Bürger in Adelsberg kritisieren Schulplanung an Grundschule

Bildung Kinder müssen weite Strecken in Kauf nehmen

buerger-in-adelsberg-kritisieren-schulplanung-an-grundschule
Foto: BraunS/Getty Images

Adelsberg. Die Grundschule in Adelsberg platzt aus allen Nähten. BLICK berichtete bereits Ende vergangenen Jahres von den Bemühungen des Elternrates der Grundschule, der eine Petition für eine Erweiterung des Gebäudes ins Lebens rief - vergeblich, wie die Stadt mitteilte.

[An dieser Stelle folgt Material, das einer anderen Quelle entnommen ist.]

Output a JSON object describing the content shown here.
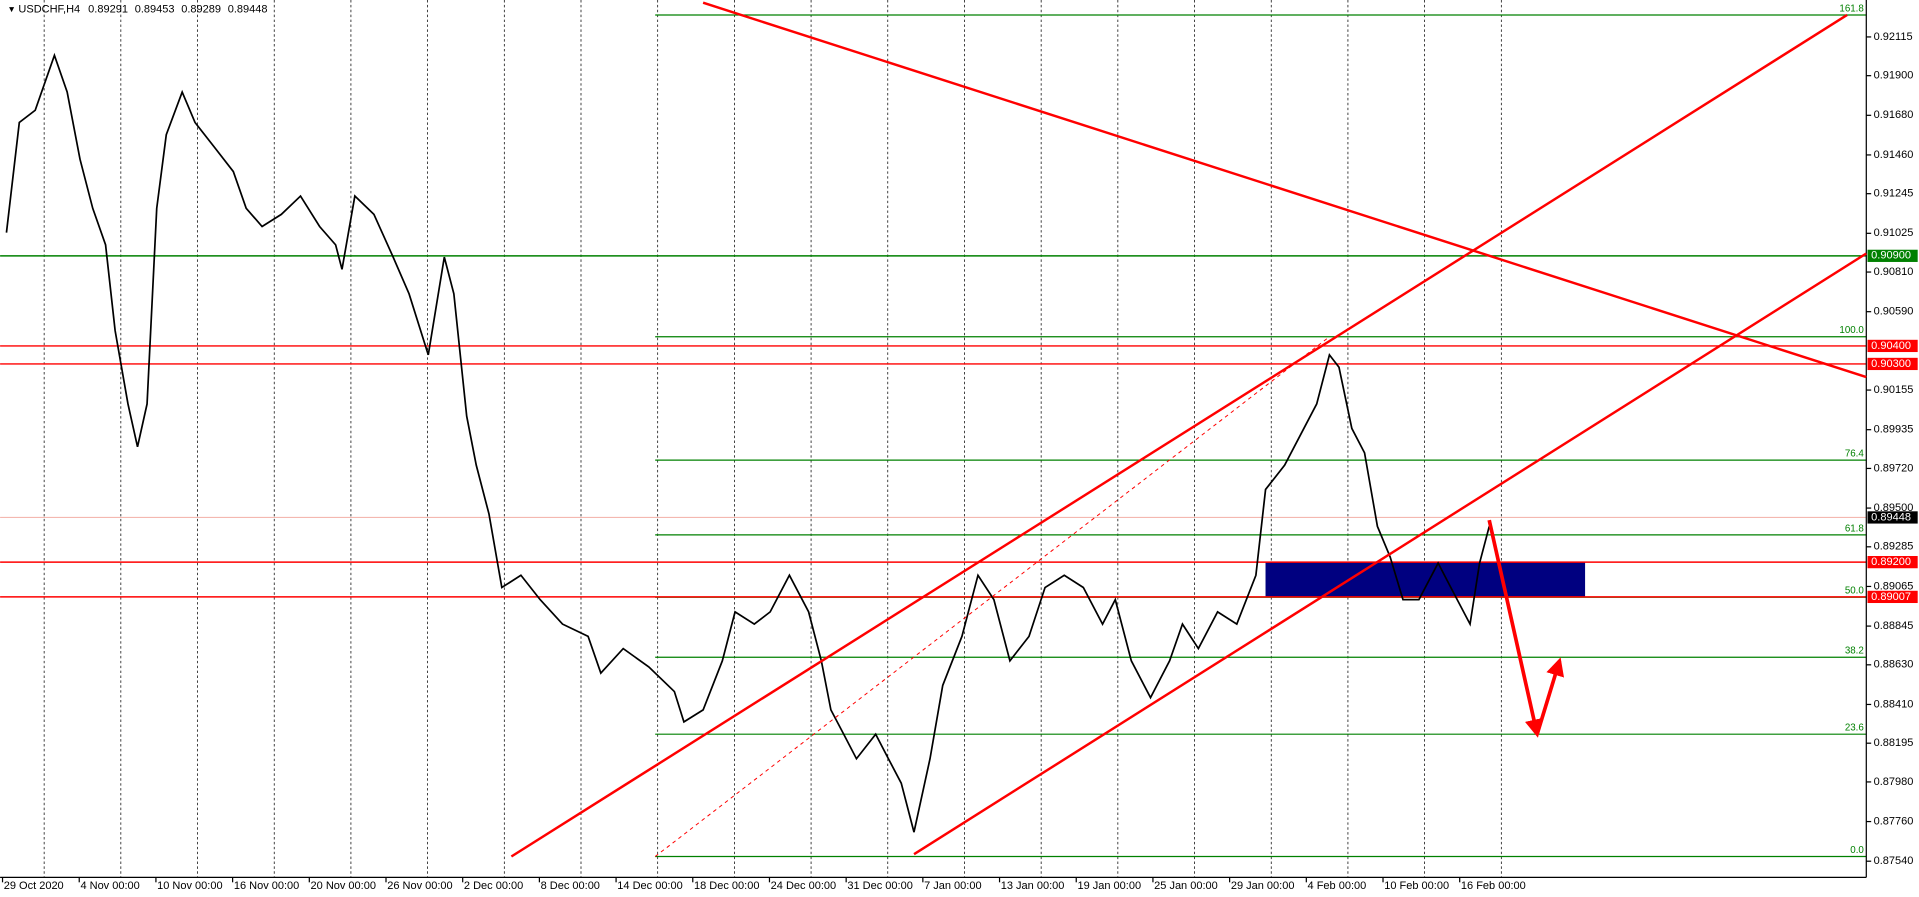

Laut Bürgermeister Sven Schulze komme ein derartiger Anbau unter anderem aus "topografischen und baulichen Gründen nicht infrage". Einige Bürger wollen diese Situation aber nicht hinnehmen und haben sich gemeinsam mit dem Heimatverein an das Rathaus gewandt. Ein Beispiel einer aus seiner Sicht fehlerhaften Planung erzählt ein Arzt aus Adelsberg, der anonym bleiben möchte.

Stadt sieht keinen Bedarf

Seine Tochter soll ebenfalls im Sommer eingeschult werden. Sie besucht derzeit die benachbarte Kita Evalu in Adelsberg und habe bereits "ihre Klassenlehrerin" - eine Lehrerin aus der Adelsberger Grundschule - vorgestellt bekommen. Einen Platz für die Grundschule hat sie allerdings nicht erhalten. "Leider sieht die Stadt keinen Bedarf an der Versorgung und Förderung von Kindern und wahrscheinlich auch keinen Bedarf an ärztlicher Versorgung", sagt der Arzt.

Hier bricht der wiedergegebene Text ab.